The really interesting thing is that he was taking CSE English at a Secondary Modern school, a school to which he had been condemned by failing the 11 plus. CSEs were widely seen as useless qualifications for thickies, but I would contend that anyone who was given that list and had a crack at reading six books on it, would find something  enjoyable and challenging to read which might inspire them to read more in the future.

Our daughter took GCSE English recently, studying anthologies of poetry and short stories, a few scenes from Macbeth and Of Mice and Men; a syllabus which seemed to be designed for kids with short concentration spans. Of Mice and Men was the only text she read that ran to any length at all - all 107 pages of it. I have nothing against Steinbeck's classic, and certainly nothing against Macbeth, I am sure that the anthologies contained good material, but I have to admit to a great deal of parental frustration as I watched my daughter thoroughly turned off by this thin fare, and irritated by being asked to compare World War One poetry with Macbeth, an exam question that she found pointless and off-putting. .
I am writing this, of course, because of the recent kerfuffle over GCSE English, a row in which facts got lost to prejudice (for and against Michael Gove, for and against American literature, for and against Dickens and other nineteenth century authors).
Depending on who you read, Gove had personally interfered to ban books, or had bravely intervened to widen the curriculum, or Gove had nothing to do with any of it.
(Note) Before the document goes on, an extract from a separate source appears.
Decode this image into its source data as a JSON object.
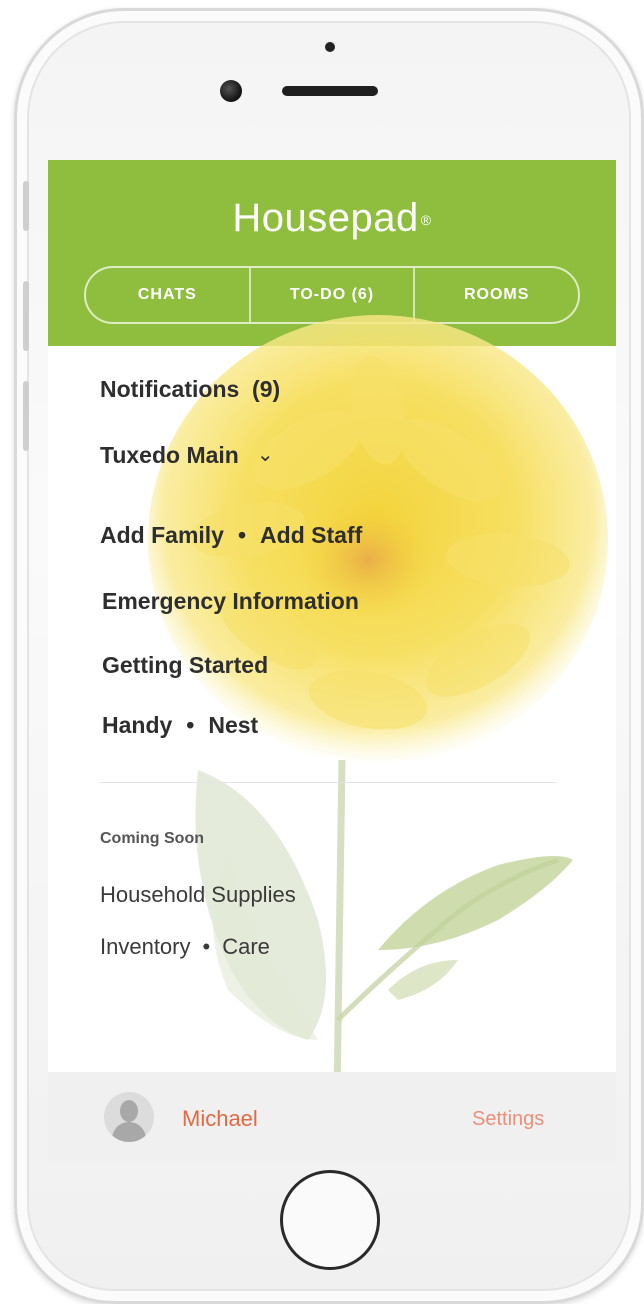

As the saying goes, fools rush in, where angels fear to tread: it seemed as though the way the changes to GCSE English were reported and discussed was designed to make everyone look foolish (a Machiavellian plot by Gove himself, perhaps?)
I watched the row develop with increasing frustration, as it had so little to do with the actual crisis facing British children's literacy. Libraries are closing! Schools are being designed without libraries! Reading is being re-defined as deciphering phonics! School library services are closing! Children are spending more and more time glued to screens and less and less time reading for pleasure! These are the real crises, not whether Of Mice and Men remains on the school syllabus.
 When I read that Bailey's Prize winner Eimear McBride wants to spend some of her £30,000 prize money buying copies of Of Mice and Men and To Kill a Mockingbird to give free to teenagers, I want to scream. These books haven't been banned, Eimear! Schools have so many copies that they will, no doubt, find a way of using them, perhaps by teaching them to Y9 pupils.  Instead, please give your money to the Siobhan Dowd Trust which has the simple and essential aim of promoting the love of reading among disadvantaged children and young adults.
Yesterday the review section of The Guardian newspaper asked a select group of authors and academics to pick GCSE texts (no librarians, English teachers or children's writers among them). The choice that make me giggle the most was put forward by Linda Grant: Portnoy's Complaint by Philip Roth. And the one with which I agreed  whole-heartedly was Hilary Mantel:
Should we play the Gove game, by setting up opposing lists? Or should we ask, which Gradgrind thought up the idea of set texts in the first place? Why should students be condemned to thrash to death a novel or a corpus of poetry, week after week, month after month? No novel was ever penned to puzzle and punish the young. Plays are meant to be played at. Poetry is not written for Paxmanites. Literature is a creative discipline, not just for writer but for reader. Is the exam hall its correct context? We educate our children not as if we love them but as if we need to control and coerce them, bullying them over obstacles and drilling them like squaddies; and even the most inspired and loving teachers have to serve the system. We have laws against physical abuse. We can try to legislate against emotional abuse. So why do we think it's fine to abuse the imagination, and on an industrial scale? What would serve children is a love of reading, and the habit of it. I wonder if the present system creates either.